O PSD Santa Cruz veio criticar o Executivo Municipal da localidade por, alegadamente, evidenciar  “que gere os dinheiros públicos à luz dos seus interesses eleitoralistas, tanto mais quando afirma que tem um saldo de gerência bruto a transitar de 4 milhões de euros – que em termos líquidos representa cerca de 2,9 milhões de euros, segundo o mesmo – e não se lembra de ter recentemente endividado o Município, ao contrair um empréstimo de 2,2 milhões de euros, quando afinal tinha dinheiro”.

Os social-democratas criticam a ilusão criada em torno da boa gestão desta autarquia, quando, na realidade, acusa, “apenas está a hipotecar o futuro da população que aqui vive”.
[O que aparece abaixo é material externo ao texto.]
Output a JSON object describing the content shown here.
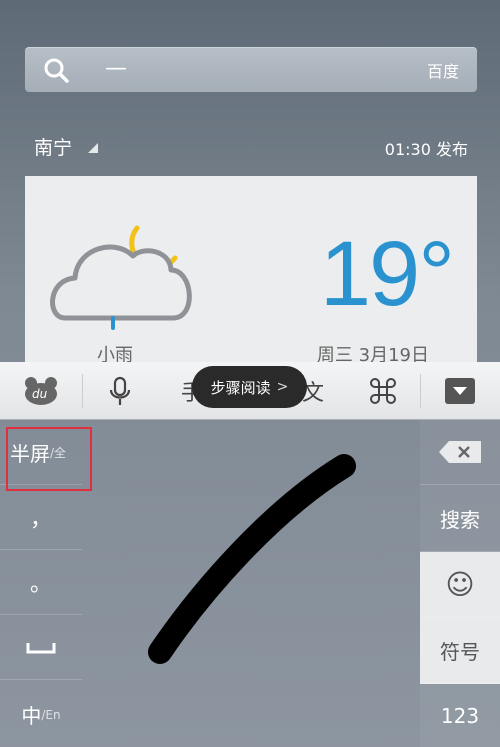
{
  "search": {
    "cursor": "—",
    "engine": "百度"
  },
  "location": {
    "city": "南宁",
    "publish_time": "01:30 发布"
  },
  "weather": {
    "condition": "小雨",
    "temperature": "19°",
    "date": "周三 3月19日"
  },
  "toolbar": {
    "hidden_left_text": "手",
    "hidden_right_text": "文"
  },
  "tooltip": {
    "text": "步骤阅读",
    "chevron": ">"
  },
  "left_keys": {
    "halfscreen": "半屏",
    "halfscreen_sub": "/全",
    "comma": "，",
    "period": "。",
    "space": "⎵",
    "lang": "中",
    "lang_sub": "/En"
  },
  "right_keys": {
    "search": "搜索",
    "emoji": "☺",
    "symbols": "符号",
    "numbers": "123"
  },
  "colors": {
    "temperature": "#2a93cf",
    "highlight": "#e0303d",
    "sun": "#f2c21b"
  }
}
“Perante estas declarações, apenas se pode concluir que, quando o Presidente do Executivo diz que nada deve e que tem tudo pago a fornecedores, está apenas a iludir a população de Santa Cruz, já que quando paga a fornecedores com verbas cuja origem está em empréstimos bancários, transfere a dívida a terceiros para o sector bancário”, reforça o PSD, lembrando que, neste momento, “50% da dívida que o Município tem para com a banca foi contraída já no decorrer dos dois últimos mandatos liderados pelo actual presidente do Município de Santa Cruz”.

O procedimento correcto, salienta o PSD, seria o de canalizar esse excedente para os fins a que solicitou o empréstimo, mas apenas para fins sociais, não aumentado assim o valor da dívida do Município em mais 2,2 milhões de euros, acrescidos de juros.

“Não faz sentido a Câmara Municipal ter esta verba e ter contraído, no ano passado, um empréstimo para amortizar em 20 anos, ao abrigo das facilidades concedidas pelo Estado no âmbito da pandemia – decisão sobre a qual o PSD não votou contra atendendo a que estava supostamente em causa o reforço dos apoios sociais no concelho – quando já sabia que teria saldo a transitar de valor superior a esse montante”, sublinham os social-democratas, realçando que esta “manobra de diversão” que alegadamente hipoteca o futuro de Santa Cruz, “apenas pode ser entendida à luz de interesses políticos e partidários, em ano de eleições”.